This flow diagram highlights the potential gaps and barriers to effective communication about medication orders on admission prior to redesign of a sound medication reconciliation process.
Introductory comments:
- Multiple, independent medication histories obtained from patient and documented throughout the medical record.
- No prompts to cross-reference documentation, which may be conflicting.
Patient admitted to hospital. Information flows from three directions:
- Nurse obtains medication history and documents in the nursing admission patient assessment form.

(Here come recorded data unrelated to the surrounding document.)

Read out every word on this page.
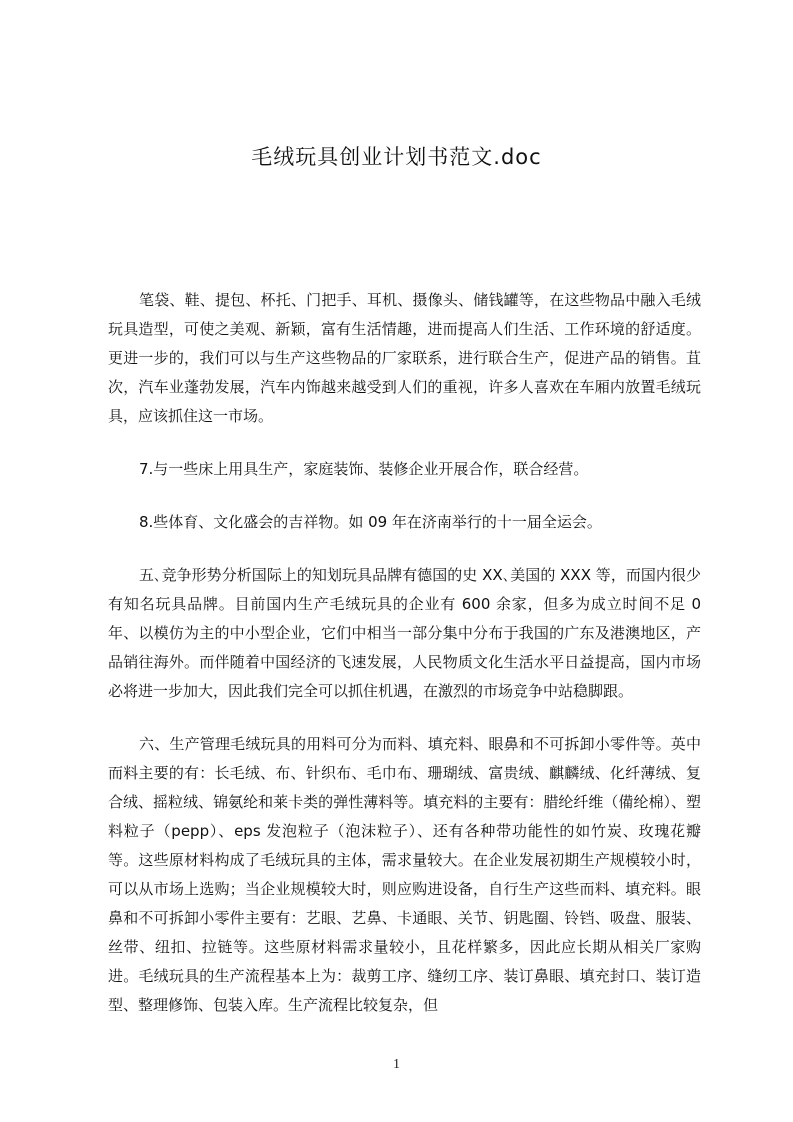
毛绒玩具创业计划书范文.doc

笔袋、鞋、提包、杯托、门把手、耳机、摄像头、储钱罐等，在这些物品中融入毛绒玩具造型，可使之美观、新颖，富有生活情趣，进而提高人们生活、工作环境的舒适度。更进一步的，我们可以与生产这些物品的厂家联系，进行联合生产，促进产品的销售。苴次，汽车业蓬勃发展，汽车内饰越来越受到人们的重视，许多人喜欢在车厢内放置毛绒玩具，应该抓住这一市场。

7.与一些床上用具生产，家庭装饰、装修企业开展合作，联合经营。

8.些体育、文化盛会的吉祥物。如 09 年在济南举行的十一届全运会。

五､竞争形势分析国际上的知划玩具品牌有德国的史 XX､美国的 XXX 等，而国内很少有知名玩具品牌。目前国内生产毛绒玩具的企业有 600 余家，但多为成立时间不足 0 年、以模仿为主的中小型企业，它们中相当一部分集中分布于我国的广东及港澳地区，产品销往海外。而伴随着中国经济的飞速发展，人民物质文化生活水平日益提高，国内市场必将进一步加大，因此我们完全可以抓住机遇，在激烈的市场竞争中站稳脚跟。

六、生产管理毛绒玩具的用料可分为而料、填充料、眼鼻和不可拆卸小零件等。英中而料主要的有：长毛绒、布、针织布、毛巾布、珊瑚绒、富贵绒、麒麟绒、化纤薄绒、复合绒、摇粒绒、锦氨纶和莱卡类的弹性薄料等。填充料的主要有：腊纶纤维（備纶棉）、塑料粒子（pepp）、eps 发泡粒子（泡沫粒子）、还有各种带功能性的如竹炭、玫瑰花瓣等。这些原材料构成了毛绒玩具的主体，需求量较大。在企业发展初期生产规模较小时，可以从市场上选购；当企业规模较大时，则应购进设备，自行生产这些而料、填充料。眼鼻和不可拆卸小零件主要有：艺眼、艺鼻、卡通眼、关节、钥匙圈、铃铛、吸盘、服装、丝带、纽扣、拉链等。这些原材料需求量较小，且花样繁多，因此应长期从相关厂家购进。毛绒玩具的生产流程基本上为：裁剪工序、缝纫工序、装订鼻眼、填充封口、装订造型、整理修饰、包装入库。生产流程比较复杂，但

1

- Consult services and ancillary staff obtain medication histories as part of their initial assessment and document in discipline-specific forms/notes.
- Physician obtains medication history and documents in admission note ("history and physical"). Changes or updates to history "buried" in progress notes.
- Physician orders medications based on med list prior to admission and patient's current clinical status.
- No standardized, consistent process for physicians to document and communicate ordering decisions for each home medication. Intended versus unintended discrepancies often unclear.
- No standardized, consistent process for medication reconciliation. Increased time spent clarifying discrepancies due to inconsistent physician documentation, often creating double work.
- Nurse reviews medication orders prior to administration. Any discrepancies or issues identified are resolved with prescriber.
- Pharmacist reviews medication orders prior to verification and dispensing. Any discrepancies or issues identified are resolved with prescriber.
- At the final step, nurse administers medications to patient.
- Physician orders medications based on med list prior to admission and patient's current clinical status.